Polícia
Segundo caso de morte após colonoscopia em clínica de RO é denunciado à polícia
A Polícia Civil informou nesse sábado (7) que recebeu uma nova denúncia relacionada a uma morte ocorrida após a realização de uma colonoscopia em uma clínica particular de Cerejeiras (RO). A vítima foi identificada como Alzery Geraldo de Souza. De acordo com familiares, ele faleceu em setembro de 2025, poucos dias depois de passar pelo exame.
Segundo a família, o procedimento foi realizado na mesma clínica e pelo mesmo médico mencionado no caso de Thyago da Silva Severino, de 34 anos, que morreu no último sábado (28) após se submeter ao mesmo tipo de exame. Parentes de Thyago relataram que, durante a colonoscopia, ele teria sofrido uma perfuração no intestino.
RELEMBRE O CASO:
Polícia Civil investiga morte de paciente após realização de exame em Rondônia
Após tomarem conhecimento da morte de Thyago, os familiares de Alzery decidiram registrar um boletim de ocorrência para que as circunstâncias do atendimento sejam apuradas e para verificar se houve possível erro médico. A Polícia Civil informou que o caso passará por investigação.
De acordo com o relato da família, logo após a realização dos exames, Alzery começou a sentir fortes dores abdominais. A intensidade do desconforto teria sido tão grande que ele precisou da ajuda da pessoa que o acompanhava para conseguir se vestir antes de deixar a clínica. Já em casa, familiares tentaram aliviar a dor com massagens na região do abdômen, mas o quadro não apresentou melhora. Mesmo com as queixas, o médico teria prescrito apenas um medicamento para dor e liberado o paciente.
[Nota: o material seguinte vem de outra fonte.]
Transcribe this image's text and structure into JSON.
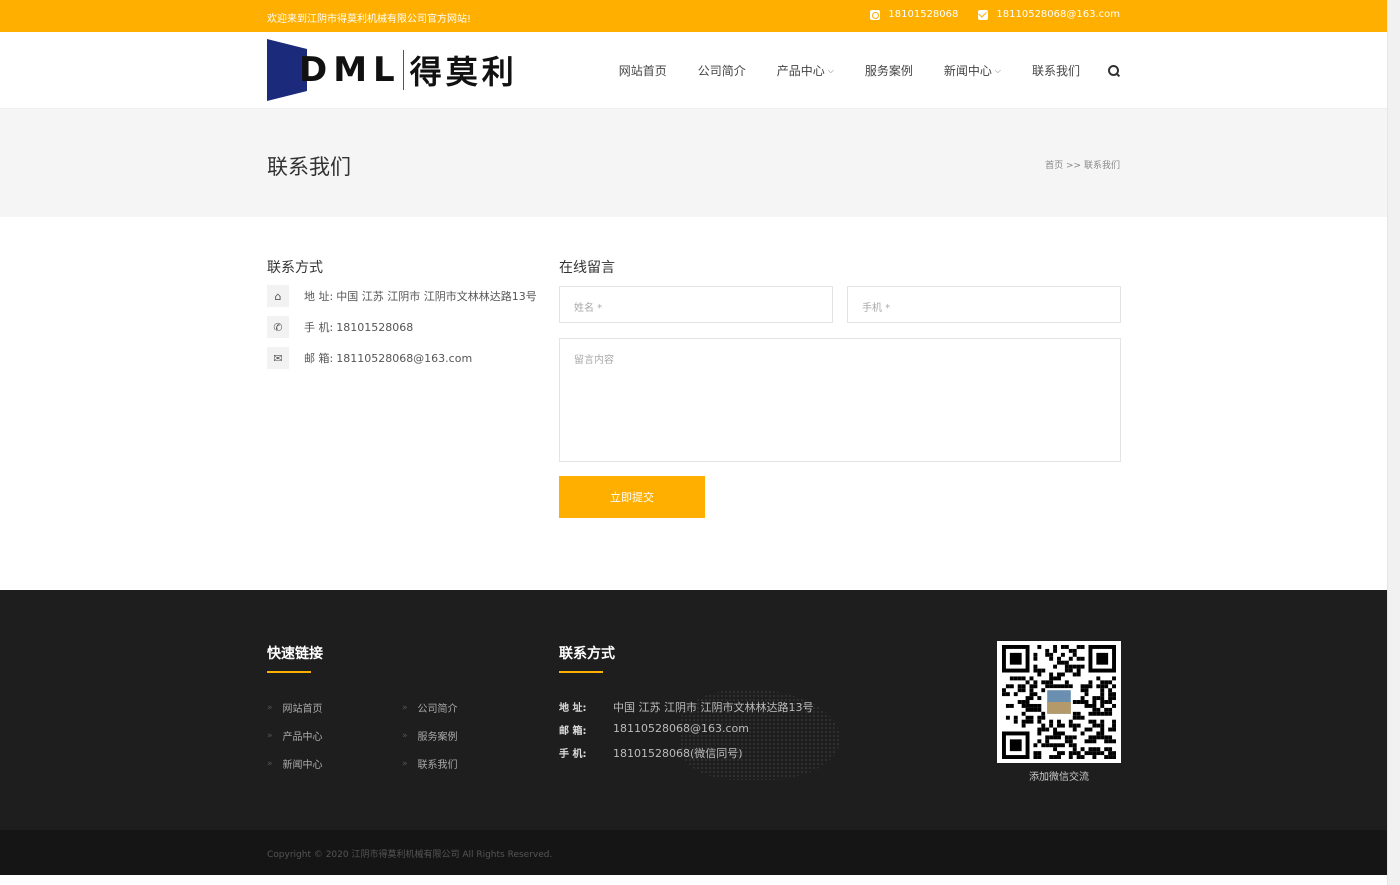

Com o agravamento dos sintomas, Alzery foi levado ao hospital de Cerejeiras e, posteriormente, transferido para uma unidade de saúde em Vilhena (RO). No local, ele realizou uma tomografia que, segundo a família, apontou uma perfuração no intestino. Diante da situação, os médicos informaram que seria necessária uma cirurgia de emergência.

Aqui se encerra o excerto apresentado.